For both the inital thinking about the product, as well as the final demonstration, I recommend doing something called storyboarding, which is the process of describing and visualizing interface scenarios between the user and the product. I am not sure if the hits will be the best, but here is a google search for the topic (try clicking on the “engineering” option since we are engineers, then maybe the “software” option with “engineering” unclicked afterwards).
As engineers, we should be somewhat familiar with this. In Physics classes we learn about gedankenexperiments, otherwise translated as thought-experiments. Here physical scenarios are specified and imagined. Applying the laws of physics to these scenarios leads to hypothesized outcomes in order to reason through a particular concept. The design process should involve something similar. Storyboarding is a way to force the designer to think about the user interaction and the designed item more thoroughly, from the beginning to the end of the interaction. If multiple pathways are possible, then they should be outlined.
Make sure you are aware how much mechanical or physical design is involved.
Computer vision can get nasty fast. It is easy to define a design project that sounds easy, but is in fact deviously hard. Humans are really good at visual processing. Computer vision is still in the dark ages, no matter what hot new method is out there. The first step should always be to vet the idea by talking to experts. Sometimes they know tricks that can make the difference between doable and impossible.
Robotics is really a multi-disciplinary field. Opting to design a functional robot is a non-trivial task, usually well beyond the time frame allotted by ECE4012. It is best to create a realistic end-point for the robotic device, as well as to define what the real contribution should be. Is it the robot or what the robot does? Is it a new accessory for a robot? Define what matters and simplify the rest.
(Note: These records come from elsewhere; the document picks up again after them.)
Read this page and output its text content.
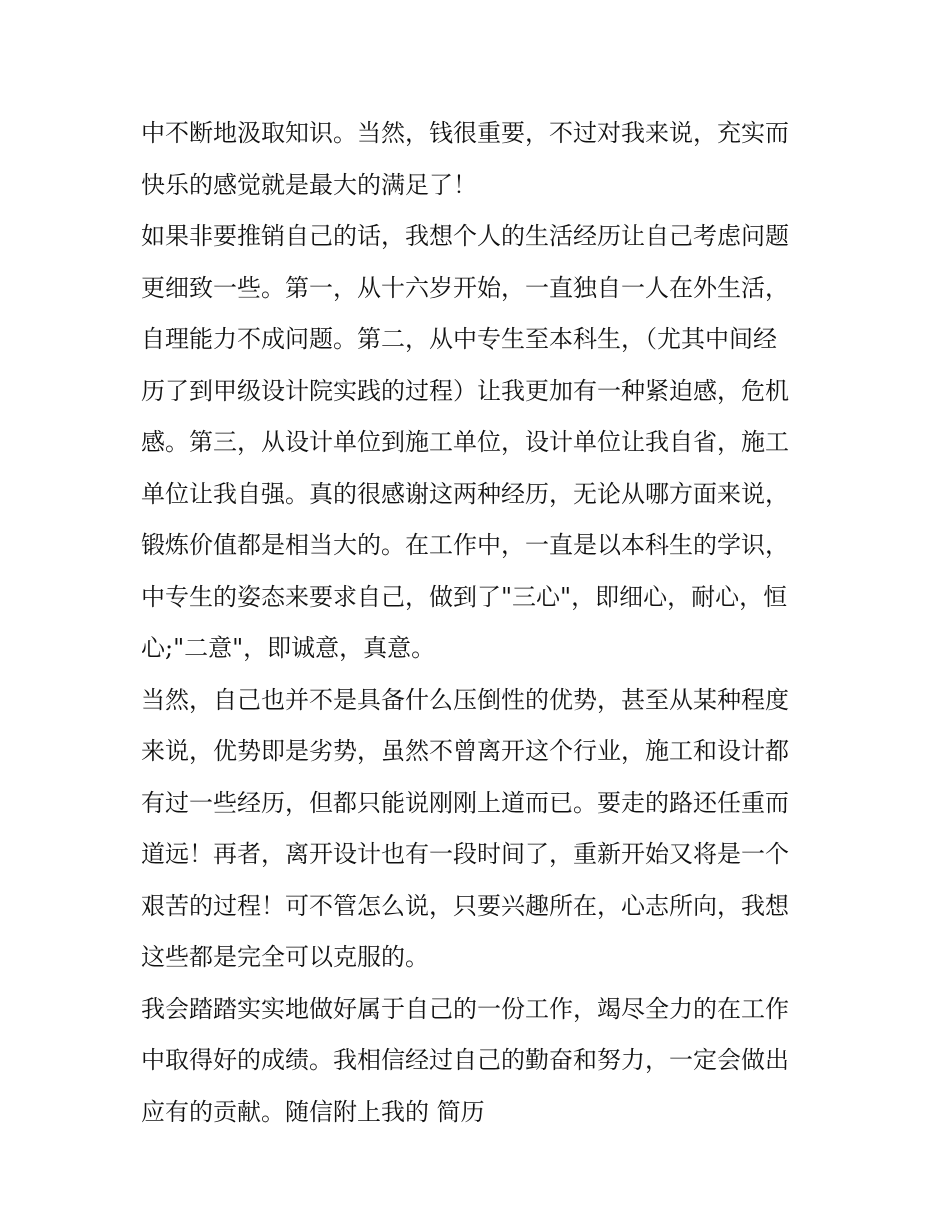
中不断地汲取知识。当然，钱很重要，不过对我来说，充实而
快乐的感觉就是最大的满足了！
如果非要推销自己的话，我想个人的生活经历让自己考虑问题
更细致一些。第一，从十六岁开始，一直独自一人在外生活，
自理能力不成问题。第二，从中专生至本科生，（尤其中间经
历了到甲级设计院实践的过程）让我更加有一种紧迫感，危机
感。第三，从设计单位到施工单位，设计单位让我自省，施工
单位让我自强。真的很感谢这两种经历，无论从哪方面来说，
锻炼价值都是相当大的。在工作中，一直是以本科生的学识，
中专生的姿态来要求自己，做到了"三心"，即细心，耐心，恒
心;"二意"，即诚意，真意。
当然，自己也并不是具备什么压倒性的优势，甚至从某种程度
来说，优势即是劣势，虽然不曾离开这个行业，施工和设计都
有过一些经历，但都只能说刚刚上道而已。要走的路还任重而
道远！再者，离开设计也有一段时间了，重新开始又将是一个
艰苦的过程！可不管怎么说，只要兴趣所在，心志所向，我想
这些都是完全可以克服的。
我会踏踏实实地做好属于自己的一份工作，竭尽全力的在工作
中取得好的成绩。我相信经过自己的勤奋和努力，一定会做出
应有的贡献。随信附上我的 简历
Some design teams don't really need to build a robot, but can simply use an existing robot (such as the Turtlebots from ECE4560, or a robot from a research lab). Some choose a commercially available product hoping that it can serve as the robotic platform. This can often be a mistake since commercial products don't always have the sensory devices, or don't provide access to sensory signals, that are crucial to robotic autonomy. The effect of this deficiency will be to make the entire project more difficult as the team works to overcome these limitations. It is important to be aware of what affordances are available versus what are needed. This way the proposed design is compatible with the underlying device. It can be OK to us a commercial device that has limited capabilities if the design takes them into consideration, and defines an execution plan that is informed by them.